De son côté, Inter Rhône planche sur une nouvelle application capable d’estimer le risque de croissance de Bretts et de production de phénols au cours de l’élevage. « Nous voulons simplifier le travail pour les vignerons par rapport aux outils déjà existants », précise Mohand Sadoudi, chargé d’études pour Inter Rhône. Pour ce faire, le chercheur n’a retenu que quelques paramètres clés. Il s’agit du pH, de la température, du degré alcoolique, de la richesse en sucres, du SO2 actif et de la présence ou non de lies. « Les tests en cours vont nous permettre de vérifier si ces facteurs sont suffisants pour donner une estimation du risque fiable », poursuit-il. Les essais ont démarré en 2015 sur une solution synthétique. Au total, 54 modalités ont été testées pour trois souches de Bretts différentes. Quant aux expérimentations menées depuis le début de l’année, elles ont pour but de valider les résultats sur vin réel. « Pour le moment, les essais sont très encourageants et renvoient à des conclusions similaires à celles obtenues sur solution synthétique », note le chercheur. Sans surprise, le SO2 actif, le taux d’alcool et la température sont les critères les plus déterminants. Le test devrait être accessible en ligne, et gratuitement, dès 2018. « Nous accompagnerons les prédictions par des préconisations afin d’aider les vignerons à comprendre d’où provient le risque pour mieux le gérer », précise Mohand Sadoudi.
Mathilde Leclercq
Optimiser la désinfection des fûts
L’ozone gazeux est le moyen le plus efficace pour désinfecter les fûts. Telle est la conclusion des travaux présentés par Engela Kritzinger, de l’institut de viticulture et d’œnologie DLR Rheinfpfalz en Allemagne, lors du séminaire Macrowine. Cela va dans le sens des résultats précédemment obtenus par Nicolas Richard d’Inter Rhône. Contrairement à son homologue français, Engela Kritzinger a réalisé ses essais non pas sur des barriques mais sur des cubes de chêne français de chauffe moyenne.
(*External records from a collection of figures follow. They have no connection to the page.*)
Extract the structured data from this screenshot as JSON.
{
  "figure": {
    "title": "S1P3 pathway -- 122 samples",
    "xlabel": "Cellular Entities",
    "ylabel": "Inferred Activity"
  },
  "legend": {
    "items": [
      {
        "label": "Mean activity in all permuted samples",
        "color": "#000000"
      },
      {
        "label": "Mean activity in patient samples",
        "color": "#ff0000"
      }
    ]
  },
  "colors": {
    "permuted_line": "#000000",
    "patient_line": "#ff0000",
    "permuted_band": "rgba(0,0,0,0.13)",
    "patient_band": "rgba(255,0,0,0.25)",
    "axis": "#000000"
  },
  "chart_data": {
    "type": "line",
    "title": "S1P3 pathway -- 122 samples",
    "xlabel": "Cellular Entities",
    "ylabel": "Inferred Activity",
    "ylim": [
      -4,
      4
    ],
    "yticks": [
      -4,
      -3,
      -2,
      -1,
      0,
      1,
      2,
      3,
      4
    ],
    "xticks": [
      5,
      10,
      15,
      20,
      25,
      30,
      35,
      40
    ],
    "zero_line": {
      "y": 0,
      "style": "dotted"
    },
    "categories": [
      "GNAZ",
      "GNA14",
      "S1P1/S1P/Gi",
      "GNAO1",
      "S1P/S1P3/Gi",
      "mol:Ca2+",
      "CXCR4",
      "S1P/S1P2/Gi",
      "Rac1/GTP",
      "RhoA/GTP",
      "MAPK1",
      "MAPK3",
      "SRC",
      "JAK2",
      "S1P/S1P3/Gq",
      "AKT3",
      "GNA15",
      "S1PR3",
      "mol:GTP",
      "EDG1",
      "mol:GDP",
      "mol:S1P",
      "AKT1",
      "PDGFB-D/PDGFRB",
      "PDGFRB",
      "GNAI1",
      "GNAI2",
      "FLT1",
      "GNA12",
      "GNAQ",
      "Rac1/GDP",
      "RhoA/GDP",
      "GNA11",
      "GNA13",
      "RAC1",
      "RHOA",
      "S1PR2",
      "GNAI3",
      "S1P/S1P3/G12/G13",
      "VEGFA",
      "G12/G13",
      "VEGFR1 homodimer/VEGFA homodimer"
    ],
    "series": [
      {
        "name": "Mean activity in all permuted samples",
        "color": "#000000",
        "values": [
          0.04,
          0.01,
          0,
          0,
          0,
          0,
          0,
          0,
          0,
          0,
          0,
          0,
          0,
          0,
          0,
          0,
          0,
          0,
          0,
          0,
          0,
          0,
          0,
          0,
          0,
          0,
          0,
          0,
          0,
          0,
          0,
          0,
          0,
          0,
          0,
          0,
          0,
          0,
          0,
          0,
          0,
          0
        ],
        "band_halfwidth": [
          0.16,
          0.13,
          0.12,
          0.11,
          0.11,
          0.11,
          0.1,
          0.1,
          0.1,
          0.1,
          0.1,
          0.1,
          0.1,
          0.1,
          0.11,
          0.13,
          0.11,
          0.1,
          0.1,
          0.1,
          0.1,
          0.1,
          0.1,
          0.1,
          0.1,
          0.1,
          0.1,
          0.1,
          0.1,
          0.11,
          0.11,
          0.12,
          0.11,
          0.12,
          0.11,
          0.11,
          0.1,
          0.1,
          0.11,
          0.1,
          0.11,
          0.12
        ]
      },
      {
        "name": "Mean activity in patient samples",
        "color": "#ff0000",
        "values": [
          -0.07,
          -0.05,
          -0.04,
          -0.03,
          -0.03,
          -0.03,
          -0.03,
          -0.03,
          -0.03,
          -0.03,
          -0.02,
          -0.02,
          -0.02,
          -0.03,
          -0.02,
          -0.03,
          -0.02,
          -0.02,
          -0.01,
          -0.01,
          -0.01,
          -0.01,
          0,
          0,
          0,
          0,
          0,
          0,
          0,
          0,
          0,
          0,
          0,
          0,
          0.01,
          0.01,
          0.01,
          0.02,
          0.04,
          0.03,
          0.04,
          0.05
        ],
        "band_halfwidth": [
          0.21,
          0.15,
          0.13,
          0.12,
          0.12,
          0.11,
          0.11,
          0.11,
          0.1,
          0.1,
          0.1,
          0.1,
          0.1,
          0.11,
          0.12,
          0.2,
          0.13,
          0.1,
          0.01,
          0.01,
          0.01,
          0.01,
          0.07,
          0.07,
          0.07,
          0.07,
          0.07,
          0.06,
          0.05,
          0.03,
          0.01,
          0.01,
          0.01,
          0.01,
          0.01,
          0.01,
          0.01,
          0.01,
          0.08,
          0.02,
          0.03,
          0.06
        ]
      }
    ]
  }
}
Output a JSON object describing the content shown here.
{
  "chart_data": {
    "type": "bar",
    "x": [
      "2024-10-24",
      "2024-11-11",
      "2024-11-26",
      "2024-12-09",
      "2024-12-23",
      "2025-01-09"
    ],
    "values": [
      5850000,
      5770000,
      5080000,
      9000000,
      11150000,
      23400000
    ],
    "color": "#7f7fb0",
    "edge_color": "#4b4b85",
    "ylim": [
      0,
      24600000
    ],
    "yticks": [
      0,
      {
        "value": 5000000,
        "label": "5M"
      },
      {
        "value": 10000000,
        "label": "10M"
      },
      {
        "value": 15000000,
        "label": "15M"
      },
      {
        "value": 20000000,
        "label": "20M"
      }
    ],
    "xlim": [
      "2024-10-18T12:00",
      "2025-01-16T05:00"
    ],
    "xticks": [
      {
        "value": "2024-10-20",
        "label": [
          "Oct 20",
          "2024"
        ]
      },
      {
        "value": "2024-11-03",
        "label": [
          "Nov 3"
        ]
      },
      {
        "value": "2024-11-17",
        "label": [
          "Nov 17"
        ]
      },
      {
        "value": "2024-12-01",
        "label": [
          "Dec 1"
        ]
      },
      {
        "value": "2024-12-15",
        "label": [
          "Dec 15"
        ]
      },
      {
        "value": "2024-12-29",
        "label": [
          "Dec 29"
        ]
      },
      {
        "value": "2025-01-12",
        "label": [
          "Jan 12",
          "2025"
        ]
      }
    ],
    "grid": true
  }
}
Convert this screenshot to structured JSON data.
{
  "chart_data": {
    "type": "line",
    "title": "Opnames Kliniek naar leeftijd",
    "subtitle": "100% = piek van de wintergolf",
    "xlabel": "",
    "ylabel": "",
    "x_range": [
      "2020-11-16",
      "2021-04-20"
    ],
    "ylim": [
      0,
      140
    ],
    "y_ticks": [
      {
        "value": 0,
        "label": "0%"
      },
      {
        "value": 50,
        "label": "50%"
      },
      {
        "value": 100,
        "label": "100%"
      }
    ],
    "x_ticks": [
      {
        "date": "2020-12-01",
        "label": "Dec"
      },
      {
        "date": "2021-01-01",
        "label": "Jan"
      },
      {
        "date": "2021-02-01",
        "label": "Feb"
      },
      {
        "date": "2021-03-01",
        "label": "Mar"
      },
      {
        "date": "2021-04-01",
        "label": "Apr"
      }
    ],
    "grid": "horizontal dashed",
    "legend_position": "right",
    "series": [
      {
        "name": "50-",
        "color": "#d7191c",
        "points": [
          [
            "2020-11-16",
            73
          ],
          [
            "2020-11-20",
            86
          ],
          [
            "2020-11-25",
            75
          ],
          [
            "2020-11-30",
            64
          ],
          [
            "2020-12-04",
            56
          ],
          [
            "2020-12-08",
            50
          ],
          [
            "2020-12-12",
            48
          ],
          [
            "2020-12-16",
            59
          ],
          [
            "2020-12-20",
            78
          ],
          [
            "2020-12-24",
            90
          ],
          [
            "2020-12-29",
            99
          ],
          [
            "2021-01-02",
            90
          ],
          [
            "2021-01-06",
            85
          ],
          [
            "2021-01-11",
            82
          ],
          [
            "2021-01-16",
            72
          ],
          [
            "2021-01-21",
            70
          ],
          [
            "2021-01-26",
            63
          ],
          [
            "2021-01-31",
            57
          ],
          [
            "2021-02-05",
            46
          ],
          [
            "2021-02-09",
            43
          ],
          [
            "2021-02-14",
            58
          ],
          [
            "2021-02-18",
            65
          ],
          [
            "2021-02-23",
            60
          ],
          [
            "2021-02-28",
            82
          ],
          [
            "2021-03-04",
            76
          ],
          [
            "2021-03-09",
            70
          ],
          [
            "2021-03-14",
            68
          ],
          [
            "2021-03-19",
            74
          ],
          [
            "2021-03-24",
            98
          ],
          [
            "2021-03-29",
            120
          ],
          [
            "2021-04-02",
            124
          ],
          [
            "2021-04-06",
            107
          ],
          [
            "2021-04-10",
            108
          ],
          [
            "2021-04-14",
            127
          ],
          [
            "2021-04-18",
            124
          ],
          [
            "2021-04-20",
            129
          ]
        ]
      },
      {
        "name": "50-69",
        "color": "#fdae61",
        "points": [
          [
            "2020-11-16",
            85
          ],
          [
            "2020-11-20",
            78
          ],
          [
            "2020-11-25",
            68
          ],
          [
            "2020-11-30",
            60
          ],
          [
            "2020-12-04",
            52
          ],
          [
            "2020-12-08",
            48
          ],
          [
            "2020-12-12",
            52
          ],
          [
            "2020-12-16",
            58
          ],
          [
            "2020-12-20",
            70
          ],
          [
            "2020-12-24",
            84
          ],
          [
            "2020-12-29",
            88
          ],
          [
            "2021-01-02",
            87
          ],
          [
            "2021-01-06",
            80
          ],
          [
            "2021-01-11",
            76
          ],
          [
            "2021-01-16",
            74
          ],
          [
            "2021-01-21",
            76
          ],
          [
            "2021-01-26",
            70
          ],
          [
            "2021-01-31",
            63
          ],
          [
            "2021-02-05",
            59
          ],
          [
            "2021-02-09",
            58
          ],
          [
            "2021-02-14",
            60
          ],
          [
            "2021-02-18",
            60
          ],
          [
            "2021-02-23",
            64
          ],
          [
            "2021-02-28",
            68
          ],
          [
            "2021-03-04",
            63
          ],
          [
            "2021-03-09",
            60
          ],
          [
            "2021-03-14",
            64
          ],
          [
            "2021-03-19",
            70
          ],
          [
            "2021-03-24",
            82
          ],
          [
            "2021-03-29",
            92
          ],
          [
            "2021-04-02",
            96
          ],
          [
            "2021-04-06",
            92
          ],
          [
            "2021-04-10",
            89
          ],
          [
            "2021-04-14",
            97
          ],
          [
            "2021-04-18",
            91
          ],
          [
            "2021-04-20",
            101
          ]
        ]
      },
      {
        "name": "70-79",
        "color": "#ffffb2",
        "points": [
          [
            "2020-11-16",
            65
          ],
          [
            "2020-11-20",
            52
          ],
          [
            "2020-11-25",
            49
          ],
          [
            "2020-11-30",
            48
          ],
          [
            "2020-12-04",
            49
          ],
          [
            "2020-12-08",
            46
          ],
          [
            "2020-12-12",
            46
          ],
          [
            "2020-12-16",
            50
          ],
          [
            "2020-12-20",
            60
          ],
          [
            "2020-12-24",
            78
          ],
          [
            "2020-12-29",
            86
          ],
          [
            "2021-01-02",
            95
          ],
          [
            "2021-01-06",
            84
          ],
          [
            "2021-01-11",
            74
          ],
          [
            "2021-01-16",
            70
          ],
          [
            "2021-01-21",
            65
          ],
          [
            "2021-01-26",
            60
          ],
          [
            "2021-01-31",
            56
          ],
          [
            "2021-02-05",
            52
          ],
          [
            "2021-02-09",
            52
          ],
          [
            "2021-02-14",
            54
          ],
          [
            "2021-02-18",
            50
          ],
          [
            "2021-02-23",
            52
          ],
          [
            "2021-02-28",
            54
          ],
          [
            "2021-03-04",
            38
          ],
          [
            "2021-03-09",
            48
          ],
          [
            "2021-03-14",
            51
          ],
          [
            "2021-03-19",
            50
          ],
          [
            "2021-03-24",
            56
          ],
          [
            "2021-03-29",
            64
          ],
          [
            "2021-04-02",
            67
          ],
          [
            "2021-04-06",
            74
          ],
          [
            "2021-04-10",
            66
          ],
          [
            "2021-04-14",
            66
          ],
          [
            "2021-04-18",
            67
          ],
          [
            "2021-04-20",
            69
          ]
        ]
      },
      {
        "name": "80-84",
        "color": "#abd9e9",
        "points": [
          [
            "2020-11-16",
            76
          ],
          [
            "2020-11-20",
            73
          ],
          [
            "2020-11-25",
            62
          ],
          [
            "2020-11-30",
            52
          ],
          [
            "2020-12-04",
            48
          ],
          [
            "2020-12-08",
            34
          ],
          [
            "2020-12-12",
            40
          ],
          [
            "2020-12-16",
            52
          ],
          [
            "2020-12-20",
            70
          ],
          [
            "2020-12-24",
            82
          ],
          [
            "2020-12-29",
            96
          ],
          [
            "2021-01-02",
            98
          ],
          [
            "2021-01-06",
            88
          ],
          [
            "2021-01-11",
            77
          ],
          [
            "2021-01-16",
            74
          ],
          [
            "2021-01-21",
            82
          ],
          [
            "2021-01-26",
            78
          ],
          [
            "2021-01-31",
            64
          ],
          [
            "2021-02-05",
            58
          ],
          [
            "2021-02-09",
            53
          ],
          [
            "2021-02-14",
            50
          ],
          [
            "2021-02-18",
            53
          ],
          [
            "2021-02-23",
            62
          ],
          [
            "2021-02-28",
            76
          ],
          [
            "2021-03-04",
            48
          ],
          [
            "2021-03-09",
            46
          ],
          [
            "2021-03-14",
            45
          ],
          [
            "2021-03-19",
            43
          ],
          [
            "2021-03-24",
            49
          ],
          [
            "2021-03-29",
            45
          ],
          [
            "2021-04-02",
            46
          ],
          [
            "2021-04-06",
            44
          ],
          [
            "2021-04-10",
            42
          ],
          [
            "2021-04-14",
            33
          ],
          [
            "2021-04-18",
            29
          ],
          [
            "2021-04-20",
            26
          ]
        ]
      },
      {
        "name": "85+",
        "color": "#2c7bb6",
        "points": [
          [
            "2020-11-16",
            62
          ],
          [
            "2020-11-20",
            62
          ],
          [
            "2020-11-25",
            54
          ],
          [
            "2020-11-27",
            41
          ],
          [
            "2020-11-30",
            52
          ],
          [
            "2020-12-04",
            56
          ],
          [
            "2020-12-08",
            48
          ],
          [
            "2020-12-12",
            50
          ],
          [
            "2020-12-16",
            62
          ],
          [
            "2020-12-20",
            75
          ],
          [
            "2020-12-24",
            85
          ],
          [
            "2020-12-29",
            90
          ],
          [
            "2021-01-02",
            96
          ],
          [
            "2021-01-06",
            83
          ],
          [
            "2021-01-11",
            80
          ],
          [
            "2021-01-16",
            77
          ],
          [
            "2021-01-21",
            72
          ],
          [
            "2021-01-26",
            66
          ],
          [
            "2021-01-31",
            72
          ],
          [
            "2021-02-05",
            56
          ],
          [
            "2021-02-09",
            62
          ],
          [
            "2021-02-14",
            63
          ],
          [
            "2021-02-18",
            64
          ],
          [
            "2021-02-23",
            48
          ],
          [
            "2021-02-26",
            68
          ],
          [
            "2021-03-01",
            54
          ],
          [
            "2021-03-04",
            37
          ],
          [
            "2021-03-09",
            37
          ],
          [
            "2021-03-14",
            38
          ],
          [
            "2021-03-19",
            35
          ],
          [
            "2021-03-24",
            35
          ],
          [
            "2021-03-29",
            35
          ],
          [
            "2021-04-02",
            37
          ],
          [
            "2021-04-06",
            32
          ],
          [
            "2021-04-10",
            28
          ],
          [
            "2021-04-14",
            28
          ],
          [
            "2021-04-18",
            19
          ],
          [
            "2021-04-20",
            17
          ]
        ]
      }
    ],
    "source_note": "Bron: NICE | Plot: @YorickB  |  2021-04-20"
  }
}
Parmi l’ensemble des modes de désinfection testés, la chercheuse pointe également l’efficacité du percarbonate de soude, de la vapeur, de l’acide péracétique et du SO2. Cependant, contrairement à Nicolas Richard, qui préconisait un méchage à 5 g/hl, Elena Kritzinger obtient quant à elle de meilleurs résultats avec un trempage à 200 mg/l de SO2 liquide durant 24 heures. En revanche, les chercheurs s’accordent sur la moindre efficacité de l’eau chaude et de l’eau ozonée. Et Elena Kritzinger de compléter sur l’impact mitigé de l’éthanol et des micro-ondes.
Un capteur innovant
Un projet de capteur à phénols est en cours à l’IUVV (Institut universitaire de la vigne et du vin) de Dijon. "Nous voulons développer un appareil capable de mesurer en instantané la quantité de phénols dans le vin. Le but étant d’aider les vinificateurs à intervenir le plus tôt possible", explique Régis Gougeon, chercheur à l’IUVV. La technologie employée reste pour partie confidentielle mais elle permet de déceler la présence de phénols à des teneurs de l’ordre du ng/l. Cet outil devrait aussi déceler les chloroanisoles ou certains marqueurs d’oxydation. Il pourrait être disponible d’ici deux ans, selon Régis Gougeon.